The use of "collaboration" applications including Microsoft Teams and Skype for Business is a growing risk to investment adviser electronic communication compliance, according to a new survey of IT and compliance professionals.
The recent survey by Smarsh, a firm specializing in cloud-based archiving solutions, showed that many firms which allow the use of collaboration platforms lack any written policy concerning such collaboration and also do not have an archiving or supervision solution in place.
Such platforms offer a list of business applications including instant chat, file sharing, storage, calendar distribution, and diverse communication modes such as text, calls and video in a convenient centralized solution. Smarsh surveyed more than 300 information technology (IT) and compliance leaders, most of whom were personally responsible for electronic communication compliance within their firms.
Firms without a proper policy for use, supervision, and retention for collaborative platforms face greatly increased regulatory risk, the survey showed.
According to Smarsh, the collaboration channels are quickly becoming the “one-stop shop” for a growing list of business applications. The applications are also dynamic, with new integrations and capabilities being added every day.
The survey found a majority of those respondents who allow the use of a collaboration platforms have standardized on Microsoft products (Teams or Skype for Business). The platform offered by Slack is also widely, used with 13% of the respondents using its system.
In addition, online meeting applications present an emerging risk. In fact, as platforms add modalities and capabilities, the meeting solutions and IM/collaboration platform categories are converging, according to Smarsh. Therefore, firms must consider the use of meeting applications like Zoom and WebEx Teams when forming policies and procedures for proper supervision of collaborative applications.
Firms also must find a way to properly supervise the meeting applications as they may include live, recorded video, and voice traditionally found only on the unified business communication solutions. One-third of those surveyed say they allow the use of meeting applications without any restrictions or policies governing use.
The survey found that 41% of the 300 respondents have no defined policy to support usage or restriction on enterprise-wide collaboration platforms. Additionally, approximately 17% of those surveyed put policies in place prohibiting the channel. A prohibitive approach to technology and assuming employees will know it falls into a restricted category can often be challenging.
While prohibition can often be a quick and initial response to new and quickly changing technologies, those who attempt to enforce it often have little or no confidence they could prove adherence to the prohibition. Smarsh also found among firms that prohibit the use of collaboration platforms, 42% lack a specific policy on the prohibition.

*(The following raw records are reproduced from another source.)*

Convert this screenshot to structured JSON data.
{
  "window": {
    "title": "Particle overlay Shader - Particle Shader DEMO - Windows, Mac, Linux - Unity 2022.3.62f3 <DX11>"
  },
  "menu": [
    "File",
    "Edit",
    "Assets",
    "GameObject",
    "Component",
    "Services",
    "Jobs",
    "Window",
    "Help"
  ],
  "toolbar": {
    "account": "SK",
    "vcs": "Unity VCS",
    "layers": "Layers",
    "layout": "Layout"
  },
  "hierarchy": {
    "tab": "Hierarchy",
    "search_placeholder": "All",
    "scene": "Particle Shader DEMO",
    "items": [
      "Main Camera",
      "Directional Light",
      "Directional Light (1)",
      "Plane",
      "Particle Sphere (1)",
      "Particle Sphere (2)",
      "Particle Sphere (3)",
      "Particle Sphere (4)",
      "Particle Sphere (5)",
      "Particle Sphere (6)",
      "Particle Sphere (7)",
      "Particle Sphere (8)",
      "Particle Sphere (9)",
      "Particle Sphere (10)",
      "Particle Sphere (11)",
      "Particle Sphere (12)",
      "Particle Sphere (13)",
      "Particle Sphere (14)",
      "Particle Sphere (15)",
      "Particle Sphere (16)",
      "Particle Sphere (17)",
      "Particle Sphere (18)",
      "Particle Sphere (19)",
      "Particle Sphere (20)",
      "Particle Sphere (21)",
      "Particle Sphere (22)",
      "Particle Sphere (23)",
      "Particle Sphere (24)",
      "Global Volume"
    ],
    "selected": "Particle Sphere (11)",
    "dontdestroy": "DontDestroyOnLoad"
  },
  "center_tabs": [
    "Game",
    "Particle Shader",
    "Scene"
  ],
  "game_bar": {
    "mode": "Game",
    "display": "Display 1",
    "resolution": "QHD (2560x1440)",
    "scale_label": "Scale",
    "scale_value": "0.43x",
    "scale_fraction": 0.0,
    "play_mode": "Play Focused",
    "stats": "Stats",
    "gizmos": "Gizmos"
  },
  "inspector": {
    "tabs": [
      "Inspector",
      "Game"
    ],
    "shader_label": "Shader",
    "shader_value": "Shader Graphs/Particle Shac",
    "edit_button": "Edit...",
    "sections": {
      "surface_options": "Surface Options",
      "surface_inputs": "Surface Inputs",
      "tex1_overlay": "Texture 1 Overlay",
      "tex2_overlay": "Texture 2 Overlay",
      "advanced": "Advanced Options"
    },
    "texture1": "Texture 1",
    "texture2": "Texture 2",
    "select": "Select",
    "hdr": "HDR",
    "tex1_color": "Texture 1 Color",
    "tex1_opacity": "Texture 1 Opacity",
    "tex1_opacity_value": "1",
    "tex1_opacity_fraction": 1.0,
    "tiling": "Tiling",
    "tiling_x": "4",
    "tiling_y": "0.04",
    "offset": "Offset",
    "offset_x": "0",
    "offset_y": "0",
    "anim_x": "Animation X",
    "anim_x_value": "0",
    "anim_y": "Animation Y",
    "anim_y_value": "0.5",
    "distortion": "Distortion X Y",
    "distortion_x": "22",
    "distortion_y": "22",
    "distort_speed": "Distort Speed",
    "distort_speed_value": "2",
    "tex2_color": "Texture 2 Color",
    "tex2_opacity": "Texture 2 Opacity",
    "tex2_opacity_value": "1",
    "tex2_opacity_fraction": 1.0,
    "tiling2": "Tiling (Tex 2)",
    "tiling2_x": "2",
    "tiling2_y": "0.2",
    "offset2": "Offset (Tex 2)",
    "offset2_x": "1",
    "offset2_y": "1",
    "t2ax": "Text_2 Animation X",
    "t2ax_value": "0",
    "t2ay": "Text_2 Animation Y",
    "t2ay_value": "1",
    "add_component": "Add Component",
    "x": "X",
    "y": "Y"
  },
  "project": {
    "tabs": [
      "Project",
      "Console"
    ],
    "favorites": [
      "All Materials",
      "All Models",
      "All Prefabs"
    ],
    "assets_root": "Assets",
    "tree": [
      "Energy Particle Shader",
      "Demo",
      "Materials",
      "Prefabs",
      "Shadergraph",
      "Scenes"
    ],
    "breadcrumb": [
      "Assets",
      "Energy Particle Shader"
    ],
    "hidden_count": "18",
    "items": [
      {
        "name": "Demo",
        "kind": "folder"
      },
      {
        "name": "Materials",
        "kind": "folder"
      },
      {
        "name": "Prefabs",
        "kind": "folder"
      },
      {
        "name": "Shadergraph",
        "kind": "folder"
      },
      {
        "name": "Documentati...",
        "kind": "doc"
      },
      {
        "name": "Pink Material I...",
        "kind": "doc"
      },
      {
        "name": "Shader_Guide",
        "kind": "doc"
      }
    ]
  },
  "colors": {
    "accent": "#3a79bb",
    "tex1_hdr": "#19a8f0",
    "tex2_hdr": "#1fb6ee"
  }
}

The lack of an archiving and supervision solutions to this type of technology application is also a risky proposition, said Smarsh, which provides such services. Smarsh found that 24% of those who allow collaboration platforms have no means of supplying associated communications data or records if required. Therefore, the lack of policies and the inability to achieve or supervise makes collaboration platforms the second highest source of communications compliance risk among the survey respondents, following text and SMS messaging.
The Smarsh survey highlighted the compliance risks presented by the use of collaboration software, and now compliance teams should heed the warning. A firm must incorporate the use of the applications in the firm’s policies and procedures and take steps to ensure the capture of data that is contained in the applications.
Smarsh also found that new integrations and capabilities are being added every day. For example, through “auto upgrade” from Skype for Business to Microsoft Teams, Microsoft may be introducing a variety of new capabilities that compliance teams should evaluate before enabling access to regulated users.
Therefore, compliance departments should evaluate features offered in new collaborative tools. Additionally, firms should take extra care in assessing interactive capabilities such as persistent chats that will complicate supervisory review in compliance tools designed for email and static messaging, according to Smarsh.
Lastly, a strong policy and supervisory structure may fail without proper training. Therefore, an advisory firm’s training program should cover what types of collaboration applications can be used for business and the risks involved in using one that isn’t being monitored.